Modeling of transport phenomena during laser welding process

This dissertation, consisting of three papers, presents the results of research investigations on laser welding of zinc-coated steel sheets and three-dimensional laser keyhole welding by numerical analysis. In the first paper, the mathematical model and numerical techniques are developed to simulate the keyhole formation, zinc vapor formation and zinc vapor escaping processes. In the study, the keyhole is used as an effective way to vent the high-pressure zinc vapor generated at the interface between the two zinc-coated metal sheets. The interaction between the weld pool and the escaping zinc vapor is investigated. It is the first comprehensive mathematical model for laser welding of zinc-coated steel sheets.; In the second paper, the aforementioned model is employed to study the defect formation mechanisms in laser welding of zinc-coated steel sheets. Welding defects, such as voids at the root of welded metal, the undercut on the top surface and the bubbles trapped in the weld pool are simulated.
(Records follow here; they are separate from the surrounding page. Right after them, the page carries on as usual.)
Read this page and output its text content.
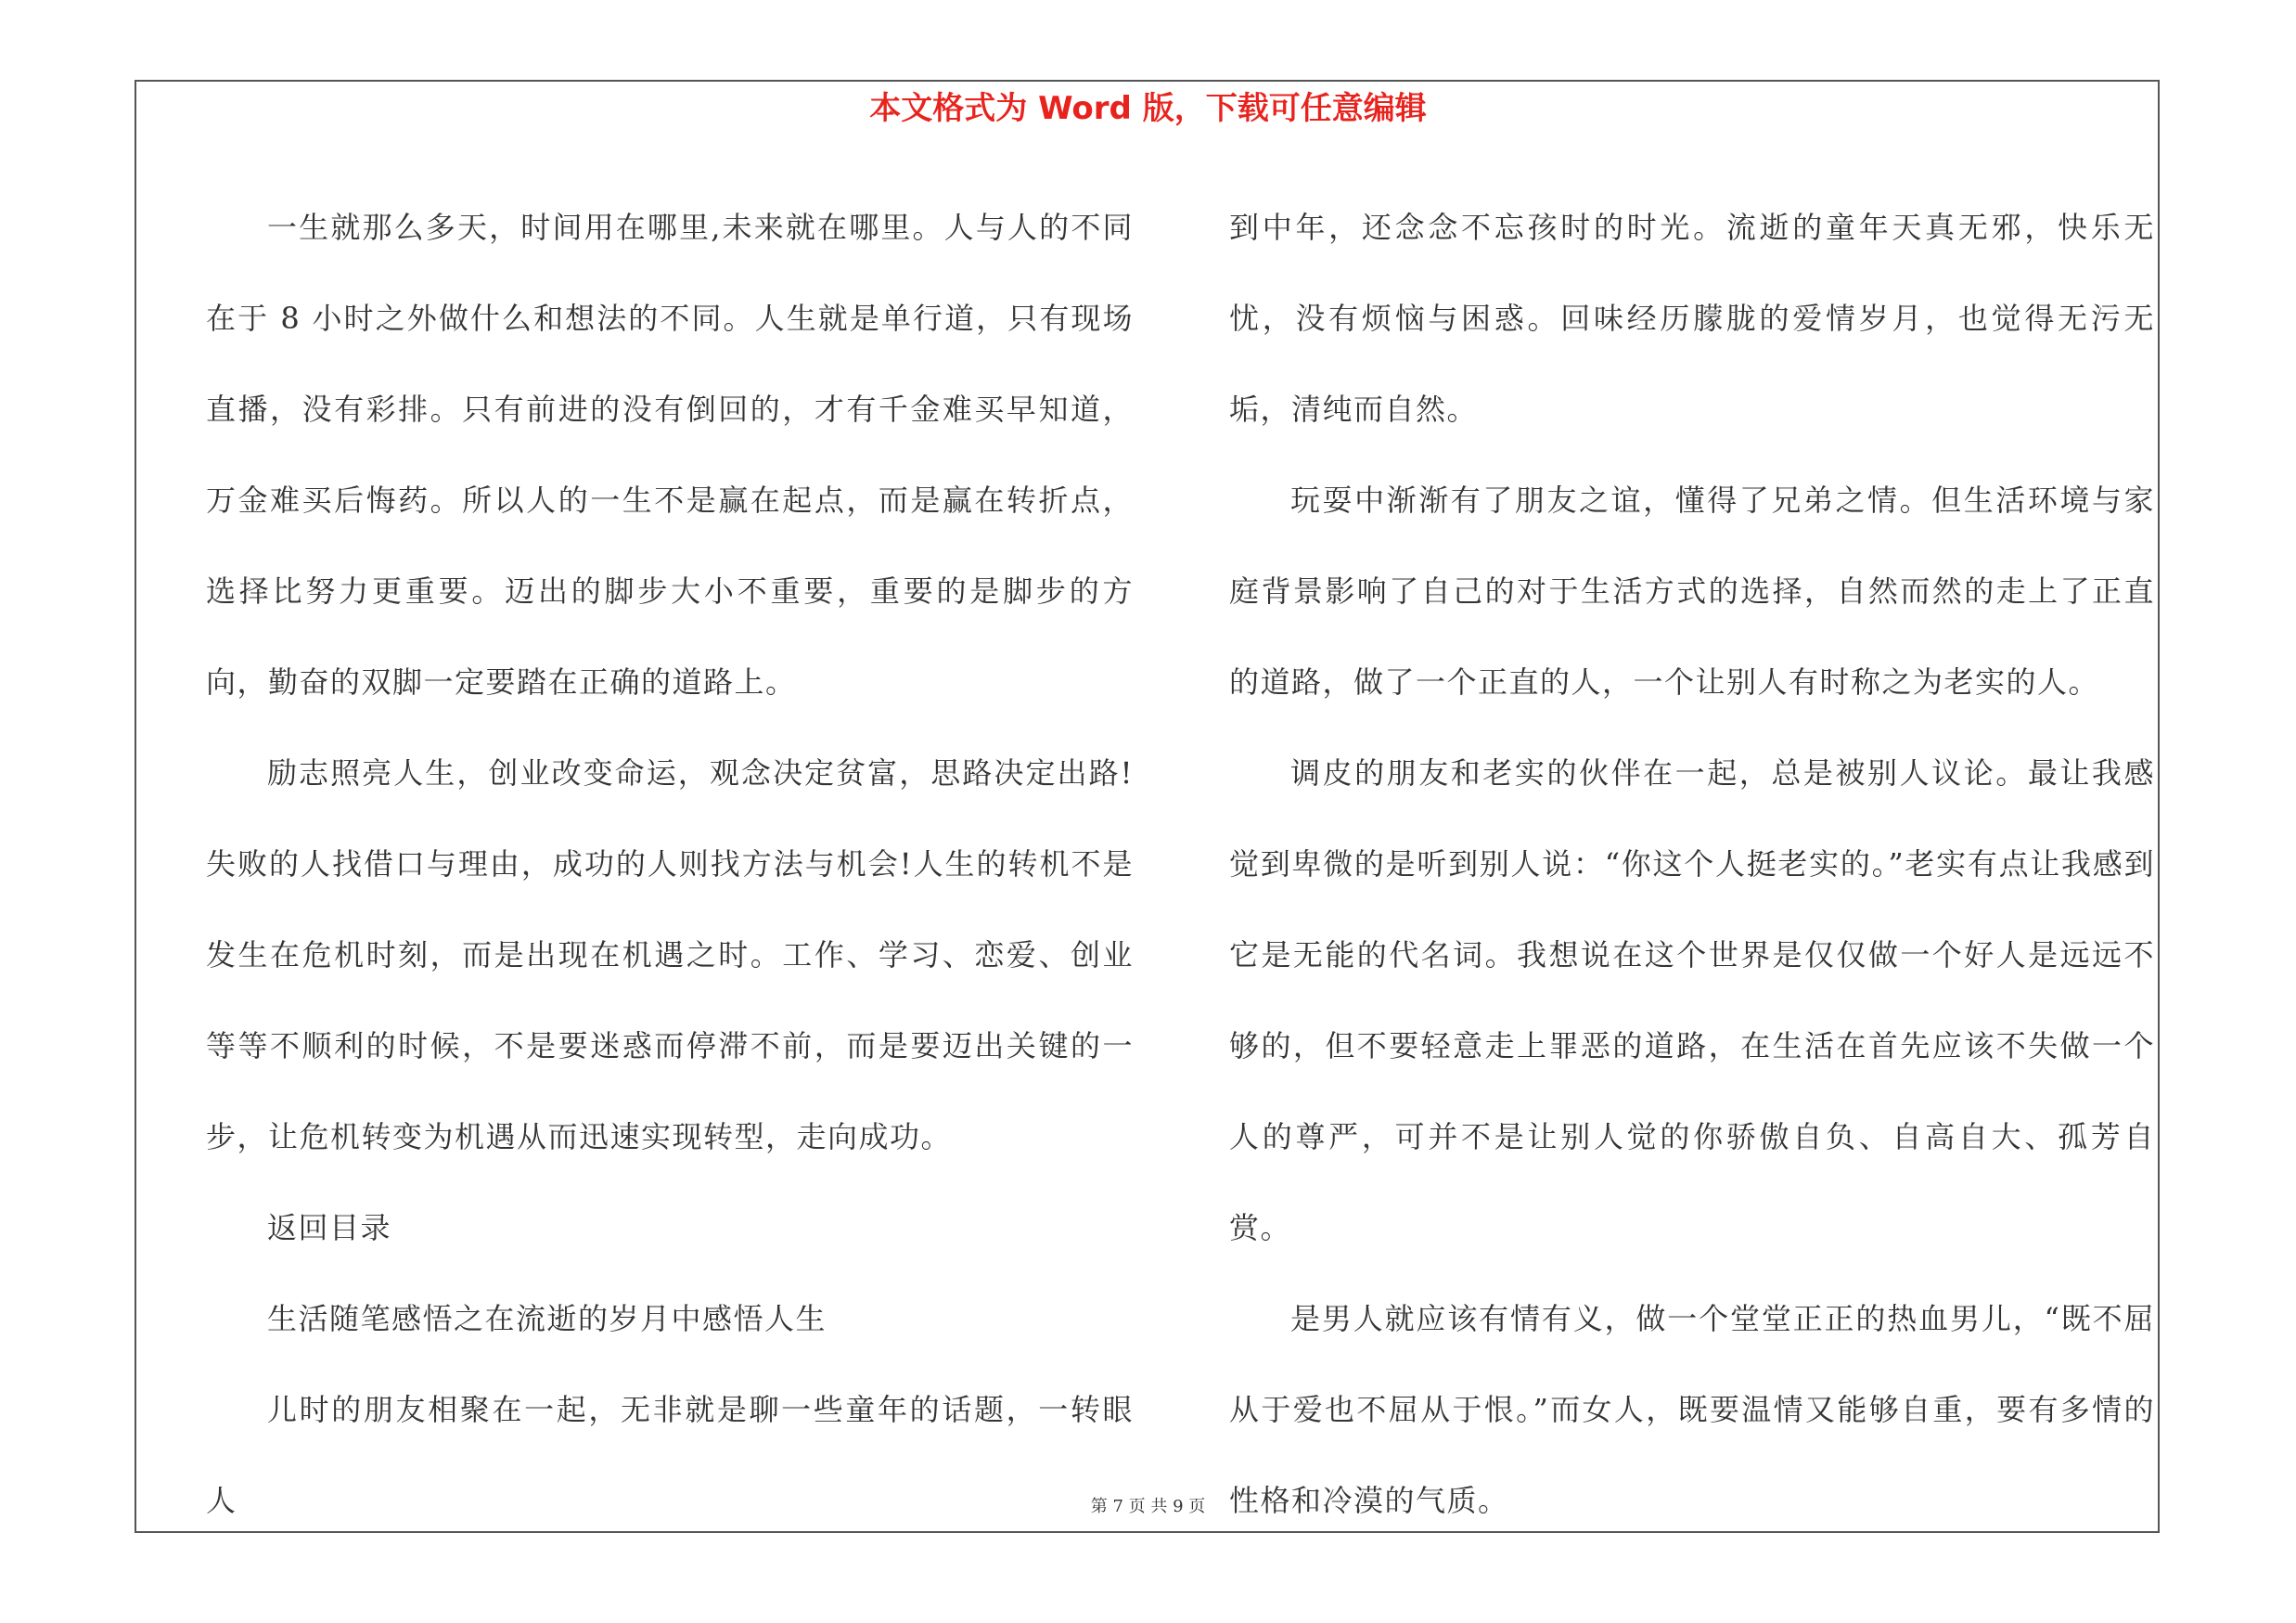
本文格式为 Word 版，下载可任意编辑

一生就那么多天，时间用在哪里,未来就在哪里。人与人的不同在于 8 小时之外做什么和想法的不同。人生就是单行道，只有现场直播，没有彩排。只有前进的没有倒回的，才有千金难买早知道，万金难买后悔药。所以人的一生不是赢在起点，而是赢在转折点，选择比努力更重要。迈出的脚步大小不重要，重要的是脚步的方向，勤奋的双脚一定要踏在正确的道路上。

励志照亮人生，创业改变命运，观念决定贫富，思路决定出路!失败的人找借口与理由，成功的人则找方法与机会!人生的转机不是发生在危机时刻，而是出现在机遇之时。工作、学习、恋爱、创业等等不顺利的时候，不是要迷惑而停滞不前，而是要迈出关键的一步，让危机转变为机遇从而迅速实现转型，走向成功。

返回目录

生活随笔感悟之在流逝的岁月中感悟人生

儿时的朋友相聚在一起，无非就是聊一些童年的话题，一转眼人

到中年，还念念不忘孩时的时光。流逝的童年天真无邪，快乐无忧，没有烦恼与困惑。回味经历朦胧的爱情岁月，也觉得无污无垢，清纯而自然。

玩耍中渐渐有了朋友之谊，懂得了兄弟之情。但生活环境与家庭背景影响了自己的对于生活方式的选择，自然而然的走上了正直的道路，做了一个正直的人，一个让别人有时称之为老实的人。

调皮的朋友和老实的伙伴在一起，总是被别人议论。最让我感觉到卑微的是听到别人说：“你这个人挺老实的。”老实有点让我感到它是无能的代名词。我想说在这个世界是仅仅做一个好人是远远不够的，但不要轻意走上罪恶的道路，在生活在首先应该不失做一个人的尊严，可并不是让别人觉的你骄傲自负、自高自大、孤芳自赏。

是男人就应该有情有义，做一个堂堂正正的热血男儿，“既不屈从于爱也不屈从于恨。”而女人，既要温情又能够自重，要有多情的性格和冷漠的气质。

第 7 页 共 9 页
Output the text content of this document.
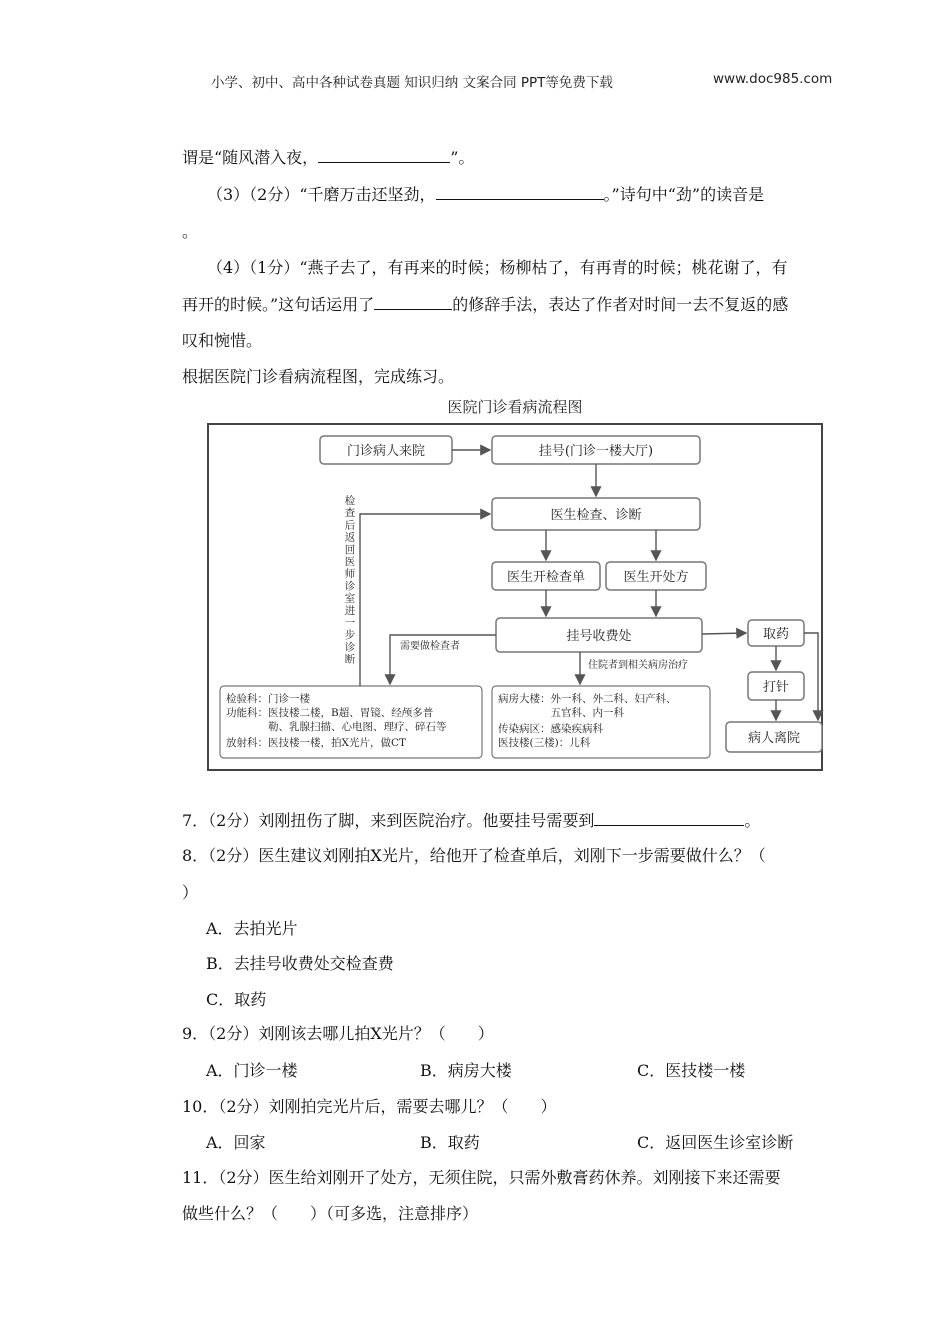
小学、初中、高中各种试卷真题 知识归纳 文案合同 PPT等免费下载	www.doc985.com
谓是“随风潜入夜，	”。
（3）（2分）“千磨万击还坚劲，	。”诗句中“劲”的读音是
。
（4）（1分）“燕子去了，有再来的时候；杨柳枯了，有再青的时候；桃花谢了，有
再开的时候。”这句话运用了	的修辞手法，表达了作者对时间一去不复返的感
叹和惋惜。
根据医院门诊看病流程图，完成练习。
医院门诊看病流程图
门诊病人来院	挂号(门诊一楼大厅)
医生检查、诊断
医生开检查单	医生开处方
挂号收费处	取药
打针
病人离院
检验科：门诊一楼
功能科：医技楼二楼，B超、胃镜、经颅多普
　　　　勒、乳腺扫描、心电图、理疗、碎石等
放射科：医技楼一楼，拍X光片，做CT
病房大楼：外一科、外二科、妇产科、
　　　　　五官科、内一科
传染病区：感染疾病科
医技楼(三楼)：儿科
检查后返回医师诊室进一步诊断
需要做检查者
住院者到相关病房治疗
7．（2分）刘刚扭伤了脚，来到医院治疗。他要挂号需要到	。
8．（2分）医生建议刘刚拍X光片，给他开了检查单后，刘刚下一步需要做什么？（
）
A．去拍光片
B．去挂号收费处交检查费
C．取药
9．（2分）刘刚该去哪儿拍X光片？（　　）
A．门诊一楼	B．病房大楼	C．医技楼一楼
10．（2分）刘刚拍完光片后，需要去哪儿？（　　）
A．回家	B．取药	C．返回医生诊室诊断
11．（2分）医生给刘刚开了处方，无须住院，只需外敷膏药休养。刘刚接下来还需要
做些什么？（　　）（可多选，注意排序）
The reasons causing these welding defects are given through the studies of the zinc vapor-weld pool interaction and the fluid flow and heat transfer during the keyhole collapse and metal solidification processes.; In the third paper, the aforementioned stationary 2-D model is extended to modeling a 3-D moving laser keyhole welding process. The heat transfer and fluid flow in the welding pool around the keyhole are calculated. Also, the laser induced plasma inside the keyhole due to the Inverse Bremsstrahlung absorption is considered to calculate the temperature distribution inside the keyhole. Energy distribution inside the keyhole is computed by considering the Fresnel absorption and multiple reflections phenomena.